If the phenomenon of transference exists, there is no better example of it than the Wall. Day or night, rain or shine, the grief and sorrow of loved ones, survivors, and buddies of the memorialized dead washes over and engulfs anyone and everyone. No one close to me died in Vietnam; in fact, except for my ex’s uncles I don’t think I know or knew anyone who was in the service, much less anyone who was in-country. Yet I am overwhelmed by sorrow and palpable, heartfelt grief whenever I visit the VVM (which I do every time I go to DC). I’m not one ordinarily subject to feelings of deep emotion, yet being at the Wall is invariably an emotionally-wrenching experience for me. I’ve stood at the Western Wall of the Temple Mount in Jerusalem, and I know that others around me were experiencing shatteringly deep emotions about a millenia-old heritage I share, yet I remained a tourist. That’s not the case at Maya Lin’s Wall.

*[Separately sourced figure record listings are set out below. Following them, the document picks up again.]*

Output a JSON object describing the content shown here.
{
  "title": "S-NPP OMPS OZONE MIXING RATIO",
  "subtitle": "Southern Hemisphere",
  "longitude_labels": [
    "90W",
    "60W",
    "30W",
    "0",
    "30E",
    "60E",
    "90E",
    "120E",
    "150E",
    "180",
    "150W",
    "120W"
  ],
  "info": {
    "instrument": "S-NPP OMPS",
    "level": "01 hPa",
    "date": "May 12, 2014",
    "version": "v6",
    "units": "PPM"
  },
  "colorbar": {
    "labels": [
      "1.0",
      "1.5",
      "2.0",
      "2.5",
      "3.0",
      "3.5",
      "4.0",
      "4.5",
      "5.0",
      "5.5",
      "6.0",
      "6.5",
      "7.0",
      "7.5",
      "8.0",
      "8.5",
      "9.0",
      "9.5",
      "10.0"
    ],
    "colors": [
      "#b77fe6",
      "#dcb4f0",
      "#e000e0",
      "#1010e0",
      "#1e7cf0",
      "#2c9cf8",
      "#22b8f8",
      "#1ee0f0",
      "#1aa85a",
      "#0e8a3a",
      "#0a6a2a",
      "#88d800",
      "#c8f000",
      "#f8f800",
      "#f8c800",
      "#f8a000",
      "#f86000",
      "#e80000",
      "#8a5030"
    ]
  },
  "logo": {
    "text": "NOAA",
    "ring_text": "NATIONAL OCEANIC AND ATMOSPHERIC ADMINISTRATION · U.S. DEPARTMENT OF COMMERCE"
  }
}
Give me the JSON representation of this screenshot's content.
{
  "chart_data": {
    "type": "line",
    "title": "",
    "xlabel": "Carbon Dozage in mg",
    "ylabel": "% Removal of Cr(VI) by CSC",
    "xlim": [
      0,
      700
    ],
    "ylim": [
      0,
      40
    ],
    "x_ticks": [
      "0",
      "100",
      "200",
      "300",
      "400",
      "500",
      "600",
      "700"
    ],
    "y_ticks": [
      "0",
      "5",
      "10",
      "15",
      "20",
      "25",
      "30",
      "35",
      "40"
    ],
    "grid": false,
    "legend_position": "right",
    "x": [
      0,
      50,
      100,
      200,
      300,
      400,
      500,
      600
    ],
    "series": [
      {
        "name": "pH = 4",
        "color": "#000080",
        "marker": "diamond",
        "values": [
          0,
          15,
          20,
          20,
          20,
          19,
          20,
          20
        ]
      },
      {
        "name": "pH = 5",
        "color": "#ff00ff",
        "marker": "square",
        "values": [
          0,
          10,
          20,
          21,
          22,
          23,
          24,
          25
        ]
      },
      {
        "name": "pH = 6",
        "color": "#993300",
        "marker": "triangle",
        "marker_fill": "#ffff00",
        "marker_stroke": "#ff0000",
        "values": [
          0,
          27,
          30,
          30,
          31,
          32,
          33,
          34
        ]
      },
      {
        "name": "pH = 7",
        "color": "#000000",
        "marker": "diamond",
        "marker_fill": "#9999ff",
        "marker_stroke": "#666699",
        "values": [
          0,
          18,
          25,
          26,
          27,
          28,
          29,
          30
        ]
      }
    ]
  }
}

So, on this day of remembrance for all of America’s veterans, I stand in awe that so many of my countrymen and countrywomen put their lives on the line for the rest of us. I’m saddened that so many of them made the ultimate sacrifice, to be forever memorialized on the Wall, on countless other war memorials, and in our hearts. And I’m even more deeply saddened that several hundred of our young men and women have joined those ranks recently, in a conflict perhaps even more illusory and even more unconscionable than the one so powerfully captured by Maya Lin.
Who will create the object that so fully evokes the underlying character of Bush’s folly? And how long will it take before that can be done?